Vimos a Shakespeare y a Cervantes en el mismo lecho de muerte. Mi amigo se vio envuelto en un sueño de héroes y yo me vi perdido entre seres grises e inmortales. Vimos a Homero y a Virgilio incendiando Troya. También distinguí a mi amigo, en los bajos de una isla inundada; y me vi a mí mismo, en el sótano de la casa de Beatriz Viterbo.

Vimos, además, a Chaucer y a Boccaccio, entre peregrinos y enfermos que cuentan historias del pueblo. También, vimos a Poe y a Hoffmann, encerrados en criptas enmohecidas, fumando opio. Escuchamos, entonces, a muchas bocas desconocidas, recitando maravillosos versos inéditos. Y vimos a Walt Whitman, quien, a su vez, se miraba en un espejo que reflejaba miles de rostros entre hojas de hierba.

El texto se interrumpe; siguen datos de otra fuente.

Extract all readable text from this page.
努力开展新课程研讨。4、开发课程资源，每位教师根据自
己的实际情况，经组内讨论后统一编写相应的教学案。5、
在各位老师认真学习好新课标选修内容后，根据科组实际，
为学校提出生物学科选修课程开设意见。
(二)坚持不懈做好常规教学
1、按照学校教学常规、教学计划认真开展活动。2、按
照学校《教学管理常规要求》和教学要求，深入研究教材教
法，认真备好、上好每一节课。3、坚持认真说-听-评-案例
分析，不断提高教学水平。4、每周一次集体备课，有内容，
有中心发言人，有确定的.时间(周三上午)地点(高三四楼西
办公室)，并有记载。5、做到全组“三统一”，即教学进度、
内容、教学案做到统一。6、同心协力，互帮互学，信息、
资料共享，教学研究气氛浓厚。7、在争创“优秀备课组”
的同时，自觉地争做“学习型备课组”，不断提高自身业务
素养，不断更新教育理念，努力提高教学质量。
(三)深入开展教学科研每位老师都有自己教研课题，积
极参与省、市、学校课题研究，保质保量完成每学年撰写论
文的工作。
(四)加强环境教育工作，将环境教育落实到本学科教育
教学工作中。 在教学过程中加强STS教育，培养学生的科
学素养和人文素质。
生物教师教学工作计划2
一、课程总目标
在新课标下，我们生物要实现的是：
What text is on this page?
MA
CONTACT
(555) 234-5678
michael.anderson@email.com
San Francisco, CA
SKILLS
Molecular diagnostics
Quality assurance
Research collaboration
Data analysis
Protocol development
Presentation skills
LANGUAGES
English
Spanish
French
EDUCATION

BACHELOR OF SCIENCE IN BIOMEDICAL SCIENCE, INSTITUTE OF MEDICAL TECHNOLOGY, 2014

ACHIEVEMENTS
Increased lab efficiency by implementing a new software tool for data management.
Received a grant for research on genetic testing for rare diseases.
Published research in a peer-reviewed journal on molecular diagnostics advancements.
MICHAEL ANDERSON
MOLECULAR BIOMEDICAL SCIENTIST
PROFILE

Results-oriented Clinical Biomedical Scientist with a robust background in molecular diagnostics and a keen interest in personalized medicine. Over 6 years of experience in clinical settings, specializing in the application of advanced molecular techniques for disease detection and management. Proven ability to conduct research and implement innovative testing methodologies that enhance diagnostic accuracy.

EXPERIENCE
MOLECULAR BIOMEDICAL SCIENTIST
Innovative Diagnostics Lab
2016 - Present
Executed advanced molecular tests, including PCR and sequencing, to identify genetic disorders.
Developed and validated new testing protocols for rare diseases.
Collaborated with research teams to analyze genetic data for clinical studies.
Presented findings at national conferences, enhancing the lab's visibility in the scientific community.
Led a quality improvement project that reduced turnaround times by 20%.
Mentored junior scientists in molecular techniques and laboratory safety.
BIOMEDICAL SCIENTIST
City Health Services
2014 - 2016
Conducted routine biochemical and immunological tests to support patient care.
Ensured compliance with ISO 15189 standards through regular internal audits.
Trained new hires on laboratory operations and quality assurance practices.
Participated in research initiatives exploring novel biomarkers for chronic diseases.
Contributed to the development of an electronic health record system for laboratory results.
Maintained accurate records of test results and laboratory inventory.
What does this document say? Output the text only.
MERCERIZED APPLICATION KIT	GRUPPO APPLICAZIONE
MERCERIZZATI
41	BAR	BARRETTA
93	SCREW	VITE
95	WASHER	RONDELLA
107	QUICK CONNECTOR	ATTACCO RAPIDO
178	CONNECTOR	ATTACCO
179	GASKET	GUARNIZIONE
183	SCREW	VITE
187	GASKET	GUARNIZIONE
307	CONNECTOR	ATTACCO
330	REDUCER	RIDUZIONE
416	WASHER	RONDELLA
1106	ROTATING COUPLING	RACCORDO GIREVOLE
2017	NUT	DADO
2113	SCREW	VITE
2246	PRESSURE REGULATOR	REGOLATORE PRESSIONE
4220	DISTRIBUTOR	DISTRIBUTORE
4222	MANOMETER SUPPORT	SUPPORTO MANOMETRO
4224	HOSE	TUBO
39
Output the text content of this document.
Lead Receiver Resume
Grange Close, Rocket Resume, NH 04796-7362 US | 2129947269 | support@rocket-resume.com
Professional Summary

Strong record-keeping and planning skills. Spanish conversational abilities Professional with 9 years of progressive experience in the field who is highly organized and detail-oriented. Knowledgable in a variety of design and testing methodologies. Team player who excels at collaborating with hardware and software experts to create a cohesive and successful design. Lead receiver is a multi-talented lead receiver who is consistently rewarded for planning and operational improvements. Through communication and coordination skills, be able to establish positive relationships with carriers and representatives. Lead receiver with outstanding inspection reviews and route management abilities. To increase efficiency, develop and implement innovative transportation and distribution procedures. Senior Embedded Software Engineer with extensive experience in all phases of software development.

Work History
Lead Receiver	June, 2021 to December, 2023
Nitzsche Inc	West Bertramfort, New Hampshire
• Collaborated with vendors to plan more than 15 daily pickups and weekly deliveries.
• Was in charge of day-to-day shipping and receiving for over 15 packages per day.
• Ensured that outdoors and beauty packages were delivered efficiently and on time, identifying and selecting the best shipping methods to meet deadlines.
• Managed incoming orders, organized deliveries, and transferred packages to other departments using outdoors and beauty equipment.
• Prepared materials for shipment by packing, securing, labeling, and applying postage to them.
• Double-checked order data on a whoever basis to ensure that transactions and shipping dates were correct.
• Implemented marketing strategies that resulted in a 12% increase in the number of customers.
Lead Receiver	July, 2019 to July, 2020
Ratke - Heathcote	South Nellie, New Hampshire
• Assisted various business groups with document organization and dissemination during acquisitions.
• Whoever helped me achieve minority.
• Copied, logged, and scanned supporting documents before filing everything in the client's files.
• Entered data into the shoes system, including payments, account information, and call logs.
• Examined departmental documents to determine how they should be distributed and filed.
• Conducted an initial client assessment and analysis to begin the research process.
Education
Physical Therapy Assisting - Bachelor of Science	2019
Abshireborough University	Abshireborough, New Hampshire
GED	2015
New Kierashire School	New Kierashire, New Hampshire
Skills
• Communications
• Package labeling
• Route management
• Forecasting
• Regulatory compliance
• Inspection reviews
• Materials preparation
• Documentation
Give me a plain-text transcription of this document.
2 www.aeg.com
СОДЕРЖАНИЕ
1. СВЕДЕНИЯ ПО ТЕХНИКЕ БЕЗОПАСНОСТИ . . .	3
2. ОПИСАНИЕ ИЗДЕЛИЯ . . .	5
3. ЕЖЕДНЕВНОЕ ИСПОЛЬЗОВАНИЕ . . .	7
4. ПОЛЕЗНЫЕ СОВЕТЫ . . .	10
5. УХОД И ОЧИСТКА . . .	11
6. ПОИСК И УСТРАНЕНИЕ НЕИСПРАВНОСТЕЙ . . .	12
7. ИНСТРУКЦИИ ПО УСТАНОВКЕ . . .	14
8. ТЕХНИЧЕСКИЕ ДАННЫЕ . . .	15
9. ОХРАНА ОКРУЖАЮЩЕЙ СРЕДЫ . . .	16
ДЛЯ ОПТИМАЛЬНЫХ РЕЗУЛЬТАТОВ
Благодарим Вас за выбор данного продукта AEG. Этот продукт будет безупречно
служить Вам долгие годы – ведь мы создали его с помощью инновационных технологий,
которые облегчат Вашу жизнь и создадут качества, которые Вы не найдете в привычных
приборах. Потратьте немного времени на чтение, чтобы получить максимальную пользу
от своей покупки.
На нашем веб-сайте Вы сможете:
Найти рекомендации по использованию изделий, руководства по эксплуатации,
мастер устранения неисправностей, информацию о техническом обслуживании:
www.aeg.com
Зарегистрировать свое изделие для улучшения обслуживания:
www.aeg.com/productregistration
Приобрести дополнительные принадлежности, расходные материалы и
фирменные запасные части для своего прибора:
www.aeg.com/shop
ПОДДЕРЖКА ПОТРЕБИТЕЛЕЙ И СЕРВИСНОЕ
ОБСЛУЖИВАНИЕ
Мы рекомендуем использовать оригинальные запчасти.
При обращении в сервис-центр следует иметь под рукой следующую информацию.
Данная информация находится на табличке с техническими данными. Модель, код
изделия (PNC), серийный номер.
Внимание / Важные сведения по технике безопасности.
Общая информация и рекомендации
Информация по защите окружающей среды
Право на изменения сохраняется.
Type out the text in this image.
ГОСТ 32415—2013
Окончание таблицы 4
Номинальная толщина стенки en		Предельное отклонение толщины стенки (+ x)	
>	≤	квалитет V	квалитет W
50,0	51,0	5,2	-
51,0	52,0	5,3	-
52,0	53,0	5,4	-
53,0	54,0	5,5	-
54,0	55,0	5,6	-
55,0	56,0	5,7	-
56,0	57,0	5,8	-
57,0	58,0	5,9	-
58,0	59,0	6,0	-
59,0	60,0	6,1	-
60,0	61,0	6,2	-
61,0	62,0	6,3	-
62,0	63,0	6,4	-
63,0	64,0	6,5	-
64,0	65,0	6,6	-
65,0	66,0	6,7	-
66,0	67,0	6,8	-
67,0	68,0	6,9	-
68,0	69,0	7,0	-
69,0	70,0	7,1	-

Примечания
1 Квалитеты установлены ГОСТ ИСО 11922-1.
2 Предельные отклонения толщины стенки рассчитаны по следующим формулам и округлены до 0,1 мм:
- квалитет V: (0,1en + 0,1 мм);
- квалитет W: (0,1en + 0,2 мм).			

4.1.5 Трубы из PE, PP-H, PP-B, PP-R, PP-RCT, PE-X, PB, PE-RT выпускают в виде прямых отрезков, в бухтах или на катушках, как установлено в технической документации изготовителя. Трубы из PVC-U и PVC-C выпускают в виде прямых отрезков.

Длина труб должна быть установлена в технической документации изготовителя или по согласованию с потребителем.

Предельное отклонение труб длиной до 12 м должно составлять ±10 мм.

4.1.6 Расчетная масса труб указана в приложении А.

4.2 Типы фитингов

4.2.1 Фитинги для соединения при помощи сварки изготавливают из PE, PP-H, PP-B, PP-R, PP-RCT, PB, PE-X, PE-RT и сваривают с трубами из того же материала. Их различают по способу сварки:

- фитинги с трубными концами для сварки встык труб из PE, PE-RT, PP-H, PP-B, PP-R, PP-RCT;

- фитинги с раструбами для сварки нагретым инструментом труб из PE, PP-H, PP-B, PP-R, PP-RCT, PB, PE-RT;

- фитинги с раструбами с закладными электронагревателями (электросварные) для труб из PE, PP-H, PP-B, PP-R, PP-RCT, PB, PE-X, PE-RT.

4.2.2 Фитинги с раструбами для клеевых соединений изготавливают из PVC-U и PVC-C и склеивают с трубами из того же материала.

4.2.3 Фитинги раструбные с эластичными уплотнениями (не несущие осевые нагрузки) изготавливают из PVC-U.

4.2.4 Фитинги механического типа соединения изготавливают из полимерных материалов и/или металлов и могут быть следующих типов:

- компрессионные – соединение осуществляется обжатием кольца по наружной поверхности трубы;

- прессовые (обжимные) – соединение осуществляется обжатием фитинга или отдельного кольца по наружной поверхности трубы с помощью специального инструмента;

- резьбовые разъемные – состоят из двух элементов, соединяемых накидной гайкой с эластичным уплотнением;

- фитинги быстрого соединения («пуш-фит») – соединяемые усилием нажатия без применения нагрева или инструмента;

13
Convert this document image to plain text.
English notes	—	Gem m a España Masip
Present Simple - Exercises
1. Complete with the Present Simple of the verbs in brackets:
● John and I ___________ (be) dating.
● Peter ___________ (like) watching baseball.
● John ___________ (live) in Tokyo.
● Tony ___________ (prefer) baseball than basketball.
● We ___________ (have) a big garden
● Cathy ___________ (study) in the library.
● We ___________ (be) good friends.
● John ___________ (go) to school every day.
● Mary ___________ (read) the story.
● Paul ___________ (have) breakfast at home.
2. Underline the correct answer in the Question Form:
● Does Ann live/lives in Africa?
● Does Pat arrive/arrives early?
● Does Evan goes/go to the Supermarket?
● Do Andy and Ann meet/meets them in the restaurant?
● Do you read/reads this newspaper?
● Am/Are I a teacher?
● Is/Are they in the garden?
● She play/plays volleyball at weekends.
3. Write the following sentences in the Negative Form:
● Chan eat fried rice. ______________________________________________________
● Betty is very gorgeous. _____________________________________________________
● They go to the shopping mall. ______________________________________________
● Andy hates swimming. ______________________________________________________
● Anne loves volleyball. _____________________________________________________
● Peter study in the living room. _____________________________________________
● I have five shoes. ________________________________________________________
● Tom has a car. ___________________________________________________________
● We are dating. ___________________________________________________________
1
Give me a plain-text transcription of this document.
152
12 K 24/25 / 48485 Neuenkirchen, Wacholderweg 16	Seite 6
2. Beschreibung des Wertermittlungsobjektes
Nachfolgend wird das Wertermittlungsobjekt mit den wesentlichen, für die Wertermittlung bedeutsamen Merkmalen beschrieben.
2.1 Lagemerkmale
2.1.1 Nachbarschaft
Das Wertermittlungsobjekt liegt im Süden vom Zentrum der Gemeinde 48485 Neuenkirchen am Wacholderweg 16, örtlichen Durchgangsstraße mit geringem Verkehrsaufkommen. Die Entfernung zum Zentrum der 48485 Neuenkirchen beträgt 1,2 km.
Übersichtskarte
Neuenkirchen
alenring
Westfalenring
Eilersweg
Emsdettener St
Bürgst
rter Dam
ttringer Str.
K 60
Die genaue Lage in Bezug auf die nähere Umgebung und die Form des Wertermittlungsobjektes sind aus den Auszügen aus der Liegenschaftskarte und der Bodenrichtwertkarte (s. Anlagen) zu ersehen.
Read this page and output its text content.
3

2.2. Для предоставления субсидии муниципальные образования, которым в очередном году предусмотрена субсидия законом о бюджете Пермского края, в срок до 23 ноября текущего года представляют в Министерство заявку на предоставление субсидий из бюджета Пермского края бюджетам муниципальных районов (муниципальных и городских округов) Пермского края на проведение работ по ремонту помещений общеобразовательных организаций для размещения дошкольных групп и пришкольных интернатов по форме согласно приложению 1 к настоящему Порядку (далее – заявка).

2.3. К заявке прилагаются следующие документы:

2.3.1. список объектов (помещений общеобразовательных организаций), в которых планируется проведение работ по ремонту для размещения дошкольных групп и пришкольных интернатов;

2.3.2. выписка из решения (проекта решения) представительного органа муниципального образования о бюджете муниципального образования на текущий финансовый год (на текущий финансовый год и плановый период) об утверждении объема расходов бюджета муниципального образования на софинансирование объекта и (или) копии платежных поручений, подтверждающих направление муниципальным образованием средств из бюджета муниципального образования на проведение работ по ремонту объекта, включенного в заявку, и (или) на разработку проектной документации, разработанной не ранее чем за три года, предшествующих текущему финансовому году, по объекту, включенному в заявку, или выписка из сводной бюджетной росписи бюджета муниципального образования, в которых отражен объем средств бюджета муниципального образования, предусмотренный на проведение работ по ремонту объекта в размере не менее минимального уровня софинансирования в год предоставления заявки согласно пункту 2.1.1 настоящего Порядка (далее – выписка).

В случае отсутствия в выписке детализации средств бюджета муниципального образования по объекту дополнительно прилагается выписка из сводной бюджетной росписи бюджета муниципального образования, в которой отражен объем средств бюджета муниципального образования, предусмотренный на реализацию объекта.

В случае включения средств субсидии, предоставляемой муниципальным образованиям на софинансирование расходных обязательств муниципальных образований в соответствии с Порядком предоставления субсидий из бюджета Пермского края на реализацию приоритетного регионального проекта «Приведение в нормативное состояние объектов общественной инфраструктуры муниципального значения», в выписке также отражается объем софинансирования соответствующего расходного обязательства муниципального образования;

Vimos a Oscar Wilde y a Sócrates en bucólicos jardines rodeados de aprendices jóvenes y hermosos. Vimos a Eduarda Mansilla y Sara Gallardo en elegantes mansiones francesas extrañando la inhóspita pampa argentina. Vimos a Marechal y a Joyce caminado por las veredas enfrentadas de una calle, en una ciudad que no sé bien si era Dublín o Buenos Aires.

Y, entonces, nos vimos a nosotros mismos, en la casa de mi amigo. Y vimos a Silvina, que entraba en la habitación con una bandeja humeante de café.

Nos encontramos, súbitamente, transportados a ese espacio de Buenos Aires, en el que mi amigo y yo nos entreteníamos, después de la cena, entrelazando su novela más leída y mi cuento más nombrado; a los veinte años de la muerte de mi padre, cuya ceguera ya había venido a buscarme de la muerte y me confinaba a estos laberintos de fantasía.